楊美嬌沒想到還有這事。
魏英氣臉色不好,看了一眼聶衛平,隨即指著高麗娟罵,“讓你幫著洗兩件衣服你就委屈了,你忘記春天你落下的工是誰幫你幹的。你整天拖後腿,分配給你的活永遠幹不完,是誰幫你分的工,你心裏沒數嗎?”
楊美嬌看著眼前的女知青,瘦的胳膊就是一截骨頭棒,真的是多一絲的肉都沒有,臉色更是暗黃發青,要不是常年吃不飽飯想來也不至於這樣。
“算了,咱們在這裏理論說不清,隊長覺得她沒錯,可我們有的人心裏覺得委屈,既然兩方爭執不下,還是找場長評理吧。”

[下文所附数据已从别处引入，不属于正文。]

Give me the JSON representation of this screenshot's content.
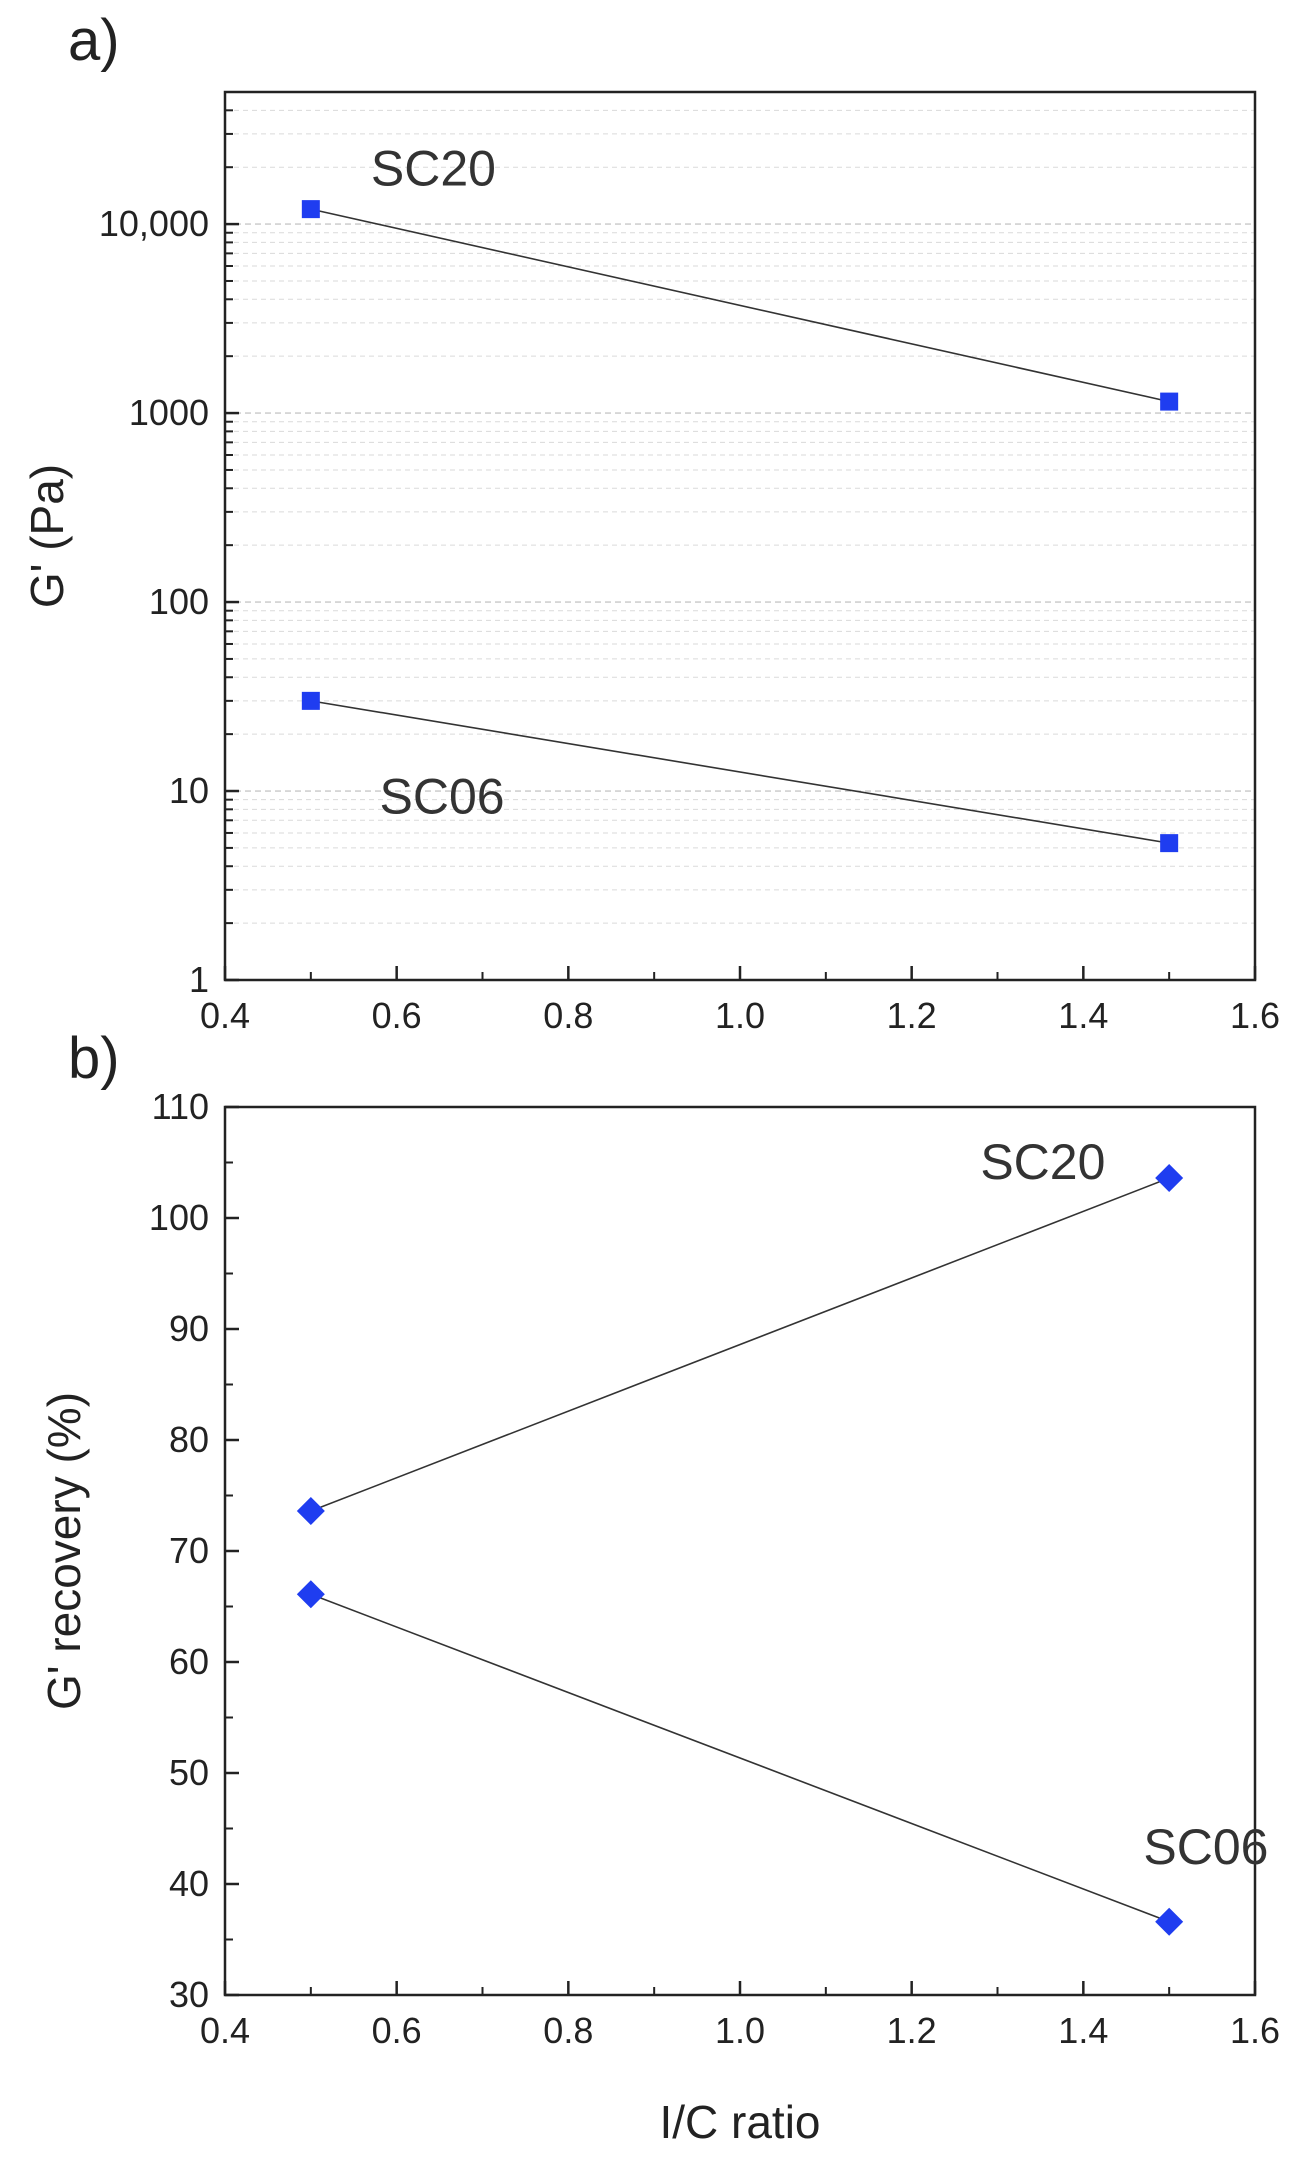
{
  "chart_data": [
    {
      "panel": "a)",
      "type": "scatter",
      "xlabel": "",
      "ylabel": "G' (Pa)",
      "xlim": [
        0.4,
        1.6
      ],
      "ylim": [
        1,
        50000
      ],
      "yscale": "log",
      "grid": true,
      "x_ticks": [
        "0.4",
        "0.6",
        "0.8",
        "1.0",
        "1.2",
        "1.4",
        "1.6"
      ],
      "x_tick_values": [
        0.4,
        0.6,
        0.8,
        1.0,
        1.2,
        1.4,
        1.6
      ],
      "y_ticks": [
        "1",
        "10",
        "100",
        "1000",
        "10,000"
      ],
      "y_tick_values": [
        1,
        10,
        100,
        1000,
        10000
      ],
      "marker": "square",
      "series_color": "#1f3df0",
      "series": [
        {
          "name": "SC20",
          "x": [
            0.5,
            1.5
          ],
          "values": [
            12000,
            1150
          ],
          "label_anchor": [
            0.57,
            16000
          ]
        },
        {
          "name": "SC06",
          "x": [
            0.5,
            1.5
          ],
          "values": [
            30,
            5.3
          ],
          "label_anchor": [
            0.58,
            7.6
          ]
        }
      ]
    },
    {
      "panel": "b)",
      "type": "scatter",
      "xlabel": "I/C ratio",
      "ylabel": "G' recovery (%)",
      "xlim": [
        0.4,
        1.6
      ],
      "ylim": [
        30,
        110
      ],
      "yscale": "linear",
      "grid": false,
      "x_ticks": [
        "0.4",
        "0.6",
        "0.8",
        "1.0",
        "1.2",
        "1.4",
        "1.6"
      ],
      "x_tick_values": [
        0.4,
        0.6,
        0.8,
        1.0,
        1.2,
        1.4,
        1.6
      ],
      "y_ticks": [
        "30",
        "40",
        "50",
        "60",
        "70",
        "80",
        "90",
        "100",
        "110"
      ],
      "y_tick_values": [
        30,
        40,
        50,
        60,
        70,
        80,
        90,
        100,
        110
      ],
      "marker": "diamond",
      "series_color": "#1f3df0",
      "series": [
        {
          "name": "SC20",
          "x": [
            0.5,
            1.5
          ],
          "values": [
            73.6,
            103.6
          ],
          "label_anchor": [
            1.28,
            103.5
          ]
        },
        {
          "name": "SC06",
          "x": [
            0.5,
            1.5
          ],
          "values": [
            66.1,
            36.6
          ],
          "label_anchor": [
            1.47,
            41.8
          ]
        }
      ]
    }
  ]
}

楊美嬌說走就走,當真沒有裝腔作勢隻是鬧上一鬧的想法。
高麗娟把眼淚憋回去,跟在她身後,鏗鏘有力道,“我也去,我受夠了。”
有人挑頭,越來越多的女知青站起來。
“我也去,魏英討好男知青,欺負女知青,這口氣我早就咽不下了。”
“我也去,憑什麽都是知青,女人就該做飯,就該早起晚睡,多吃一點還被罵,她魏英自己怎麽不隻吃一個!”
“就是,活一樣沒少幹,還吃不飽,憑什麽!”
一大早上,王永和還沒吃完早飯,他家院門口就鬧了起來。
“這是怎麽了?”王大嫂趴在窗口,“怎麽知青都到咱們家來了。”
楊美嬌來到門前,敲了敲院門,“王場長,我們知青找您有一點小事要處理。”
王永和端著陶瓷缸子來到院裏,“小楊是吧,這是怎麽了?”
楊美嬌是見過世麵的人,說起話來更是調理分明。
她指著身後的女同胞,一字一句道,“事情是這樣的,知青們一直是搭夥吃飯,出發點是好的,可以節省下時間讓更多的人休息。但事情演變下來,就變成是女知青們承擔所有廚房的勞作。”
她看了一眼身後跟來的高麗娟等人,“本來多做一點工作,互相幫助沒什麽,但是我發現一個問題,就是大家交同等的糧食,女知青卻吃不飽,每天隻能吃男知青的一半分量。不但如此,魏隊長還會要求女同誌們給男人們洗衣服。”